Not all patients who receive CPR will benefit from it, for example, older adults who have chronic medical conditions or serious illnesses.
A living will and mechanical ventilation
If a person cannot breathe themselves or needs assistance to breathe safely, they may be placed on mechanical ventilation.
The machine pushes air down a tube that runs through your throat and into your lungs, a process called intubation.
Sometimes, doctors will sedate the patient as the intubation is uncomfortable and can cause distress.
If you need long-term mechanical ventilation, the team may perform a tracheotomy instead.
Refusing mechanical ventilation
Some patients do not want to be kept alive with mechanical ventilation.
By specifying this in a Living Will, you can let medical teams know this is your choice so they don’t administer this treatment.

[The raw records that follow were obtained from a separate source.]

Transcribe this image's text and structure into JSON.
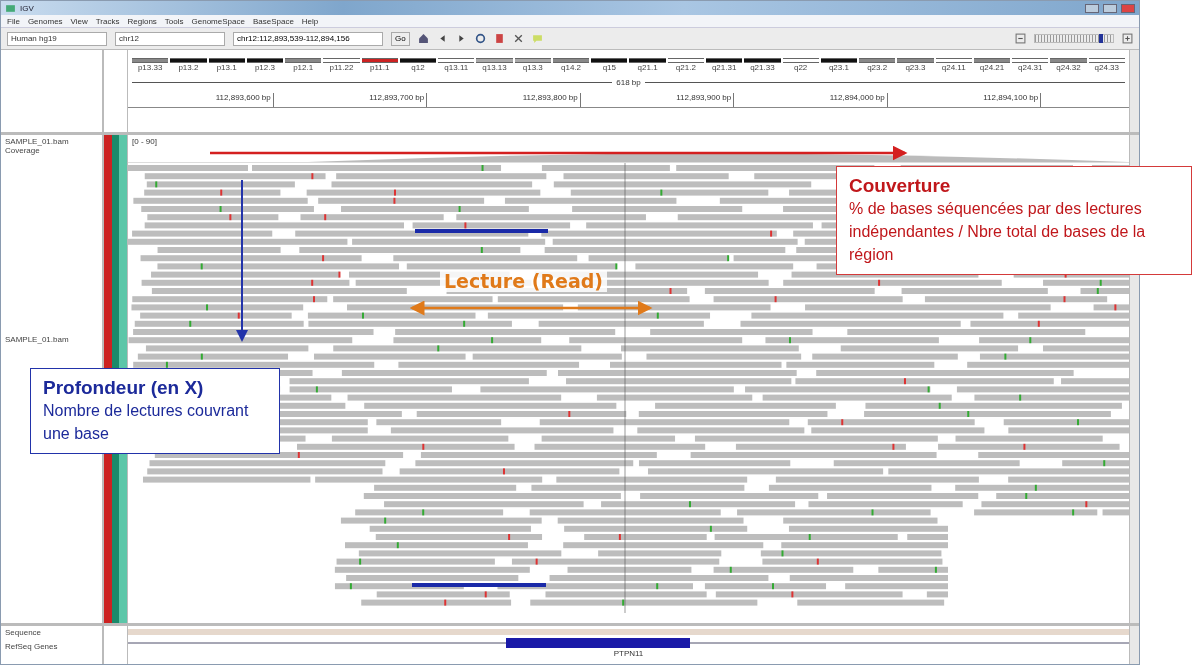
{
  "window": {
    "title": "IGV"
  },
  "menu": [
    "File",
    "Genomes",
    "View",
    "Tracks",
    "Regions",
    "Tools",
    "GenomeSpace",
    "BaseSpace",
    "Help"
  ],
  "toolbar": {
    "genome": "Human hg19",
    "chromosome": "chr12",
    "locus": "chr12:112,893,539-112,894,156",
    "go": "Go",
    "zoom": {
      "level": 0.84
    }
  },
  "ideogram": {
    "bands": [
      {
        "label": "p13.33",
        "color": "#888888"
      },
      {
        "label": "p13.2",
        "color": "#111111"
      },
      {
        "label": "p13.1",
        "color": "#111111"
      },
      {
        "label": "p12.3",
        "color": "#111111"
      },
      {
        "label": "p12.1",
        "color": "#888888"
      },
      {
        "label": "p11.22",
        "color": "#ffffff"
      },
      {
        "label": "p11.1",
        "color": "#cc2222"
      },
      {
        "label": "q12",
        "color": "#111111"
      },
      {
        "label": "q13.11",
        "color": "#ffffff"
      },
      {
        "label": "q13.13",
        "color": "#aaaaaa"
      },
      {
        "label": "q13.3",
        "color": "#aaaaaa"
      },
      {
        "label": "q14.2",
        "color": "#888888"
      },
      {
        "label": "q15",
        "color": "#111111"
      },
      {
        "label": "q21.1",
        "color": "#111111"
      },
      {
        "label": "q21.2",
        "color": "#ffffff"
      },
      {
        "label": "q21.31",
        "color": "#111111"
      },
      {
        "label": "q21.33",
        "color": "#111111"
      },
      {
        "label": "q22",
        "color": "#ffffff"
      },
      {
        "label": "q23.1",
        "color": "#111111"
      },
      {
        "label": "q23.2",
        "color": "#888888"
      },
      {
        "label": "q23.3",
        "color": "#888888"
      },
      {
        "label": "q24.11",
        "color": "#ffffff"
      },
      {
        "label": "q24.21",
        "color": "#888888"
      },
      {
        "label": "q24.31",
        "color": "#ffffff"
      },
      {
        "label": "q24.32",
        "color": "#888888"
      },
      {
        "label": "q24.33",
        "color": "#ffffff"
      }
    ]
  },
  "ruler": {
    "span": "618 bp",
    "ticks": [
      "112,893,600 bp",
      "112,893,700 bp",
      "112,893,800 bp",
      "112,893,900 bp",
      "112,894,000 bp",
      "112,894,100 bp"
    ]
  },
  "tracks": {
    "coverage": {
      "name": "SAMPLE_01.bam Coverage",
      "range": "[0 - 90]"
    },
    "alignments": {
      "name": "SAMPLE_01.bam"
    },
    "sequence": {
      "name": "Sequence"
    },
    "genes": {
      "name": "RefSeq Genes",
      "gene": "PTPN11"
    }
  },
  "annotations": [
    {
      "kind": "coverage",
      "title": "Couverture",
      "text": "% de bases séquencées par des lectures indépendantes / Nbre total de bases de la région"
    },
    {
      "kind": "read",
      "title": "Lecture (Read)"
    },
    {
      "kind": "depth",
      "title": "Profondeur (en X)",
      "text": "Nombre de lectures couvrant une base"
    }
  ]
}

If you have made clear wishes on CPR and mechanical ventilation treatment, it’s a good idea to let your loved ones know in advance so they’ll be prepared at the moment this comes up.
A living will and Pacemakers and ICDs
When a pacemaker is fitted, it’s done to help the patient’s heart keep beating regularly.

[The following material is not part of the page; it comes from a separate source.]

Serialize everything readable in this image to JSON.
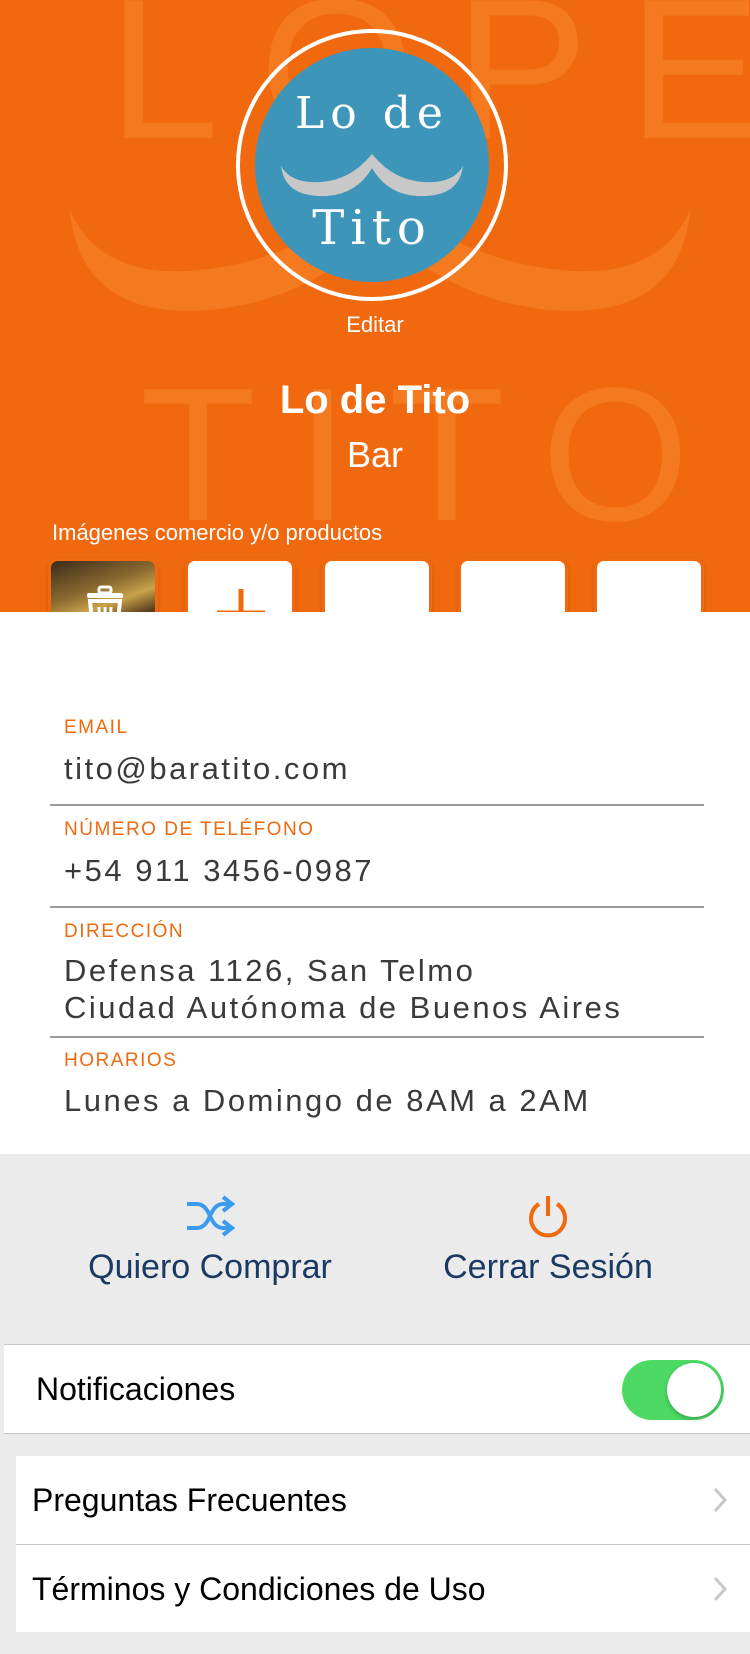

However, a pacemaker won’t necessarily save a person whose heart has stopped beating or whose heartbeat has become dangerously irregular.

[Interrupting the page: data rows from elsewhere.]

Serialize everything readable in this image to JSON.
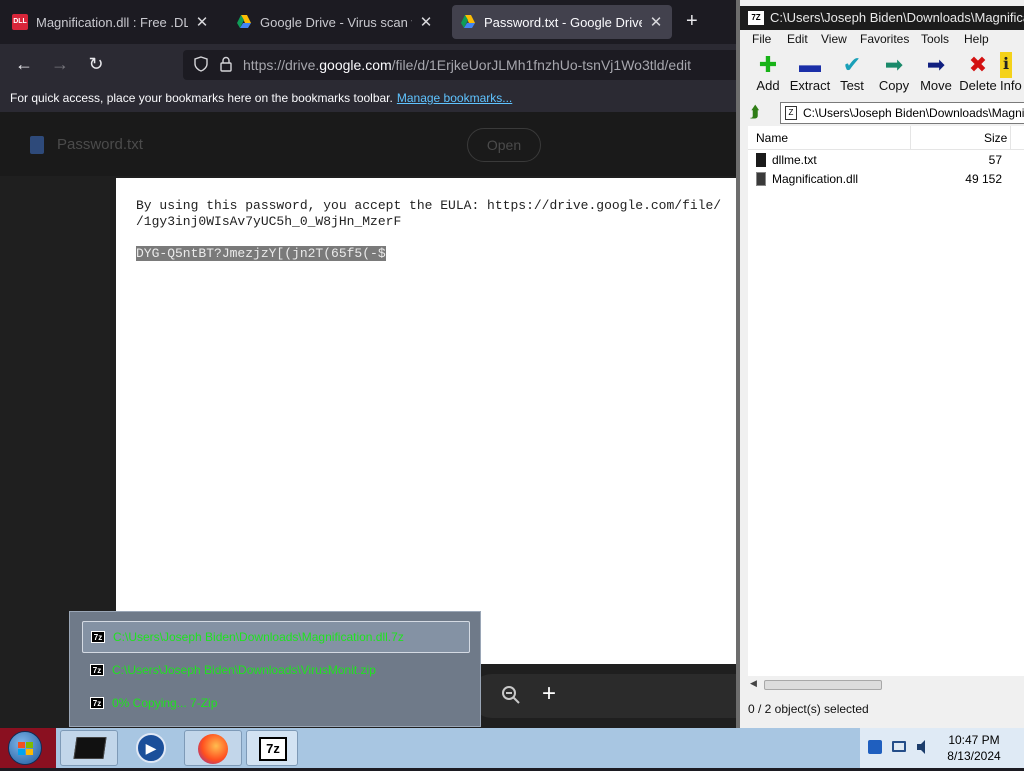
{
  "browser": {
    "tabs": [
      {
        "label": "Magnification.dll : Free .DLL do",
        "icon": "dll-icon",
        "active": false
      },
      {
        "label": "Google Drive - Virus scan warni",
        "icon": "drive-icon",
        "active": false
      },
      {
        "label": "Password.txt - Google Drive",
        "icon": "drive-icon",
        "active": true
      }
    ],
    "new_tab": "+",
    "url_prefix": "https://drive.",
    "url_domain": "google.com",
    "url_rest": "/file/d/1ErjkeUorJLMh1fnzhUo-tsnVj1Wo3tld/edit",
    "bookmark_hint": "For quick access, place your bookmarks here on the bookmarks toolbar.",
    "bookmark_link": "Manage bookmarks..."
  },
  "viewer": {
    "file_name": "Password.txt",
    "open_button": "Open",
    "line1": "By using this password, you accept the EULA: https://drive.google.com/file/",
    "line2": "/1gy3inj0WIsAv7yUC5h_0_W8jHn_MzerF",
    "selected_line": "DYG-Q5ntBT?JmezjzY[(jn2T(65f5(-$"
  },
  "zip": {
    "title": "C:\\Users\\Joseph Biden\\Downloads\\Magnification",
    "menu": [
      "File",
      "Edit",
      "View",
      "Favorites",
      "Tools",
      "Help"
    ],
    "toolbar": [
      {
        "label": "Add",
        "icon": "plus-icon",
        "glyph": "✚",
        "color": "#17b317"
      },
      {
        "label": "Extract",
        "icon": "minus-icon",
        "glyph": "▬",
        "color": "#1b2fa8"
      },
      {
        "label": "Test",
        "icon": "check-icon",
        "glyph": "✔",
        "color": "#1aa0b8"
      },
      {
        "label": "Copy",
        "icon": "copy-arrow-icon",
        "glyph": "➡",
        "color": "#1a8a6a"
      },
      {
        "label": "Move",
        "icon": "move-arrow-icon",
        "glyph": "➡",
        "color": "#101f80"
      },
      {
        "label": "Delete",
        "icon": "delete-icon",
        "glyph": "✖",
        "color": "#d31212"
      },
      {
        "label": "Info",
        "icon": "info-icon",
        "glyph": "ℹ",
        "color": "#222"
      }
    ],
    "path": "C:\\Users\\Joseph Biden\\Downloads\\Magnifi",
    "columns": {
      "name": "Name",
      "size": "Size"
    },
    "files": [
      {
        "name": "dllme.txt",
        "size": "57"
      },
      {
        "name": "Magnification.dll",
        "size": "49 152"
      }
    ],
    "status": "0 / 2 object(s) selected"
  },
  "jumplist": {
    "items": [
      "C:\\Users\\Joseph Biden\\Downloads\\Magnification.dll.7z",
      "C:\\Users\\Joseph Biden\\Downloads\\VirusMonit.zip",
      "0% Copying... 7-Zip"
    ]
  },
  "taskbar": {
    "time": "10:47 PM",
    "date": "8/13/2024"
  }
}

Sometimes, patients have an implantable cardioverter-defibrillator (ICD), which shocks the heart if it stops beating regularly.
You can instruct – via the living will – for the ICD to be turned off at a time of your choosing.
A living will and clinically assisted nutrition and hydration
Another thing you may wish to include in your living will is instructions as to what happens when you cannot feed or hydrate yourself.
Patients who cannot eat or drink can be placed on a feeding tube or IV, which delivers the fluids or nutrients they need.
In the short term, a fluid tube is inserted into the nasal cavity, where it then runs down the oesophagus and into the stomach.
If the problems persist long-term, the tube can be surgically inserted into the stomach.
Refusing clinically assisted nutrition and hydration
Some might feel that being kept alive using assisted nutrition and hydration isn’t suitable for them.
They may feel that such an arrangement does not provide the meaningful kind of life that they wish to lead.
In your living will, you can state that you don’t wish to be kept alive using clinically assisted nutrition or hydration treatment.
How to make your Living Will legally binding
Once you have completed your living will and specified all your wishes, you need to have it witnessed.
Remember that the document must specify clearly what treatments you wish to refuse and in which circumstances you want to refuse them.
You must be over 18 years old and be judged to have mental capacity.
The living will must be signed by both you and a witness.
Where should I store my living will?
Here are a list of those who should hold a copy of your Living Will:
- Your GP surgery
- Your family and close friends
- Local hospital
- Local ambulance trust
Do I still need a Lasting Power of Attorney if I have a living will?
When people look into living wills they will often also ask, ‘what is Lasting Power of Attorney (LPA)’ in relation to health decisions.
An LPA is a person you appoint to make decisions for you when you don’t have the capacity to make them yourself.
You may wonder if you need an LPA if you already have a living will, but having both is a good idea.
Your LPA can refer to your living will, but you’ve also chosen them to act in your best interests in other scenarios.
Find out how to set up an LPA here.
How often should I review my living will?
The day you sign and have your living will witnessed may not be the final time you make the decisions about the treatment you wish to have or refuse.
Over time, opinions change, so reviewing your living will at least once a year is prudent to make sure it’s still what you want.
It’s also a good idea to look at it if you have any major life changes – for example, the death of a partner, dissolution of a marriage or house move.
You may also wish to review it if your health circumstances change.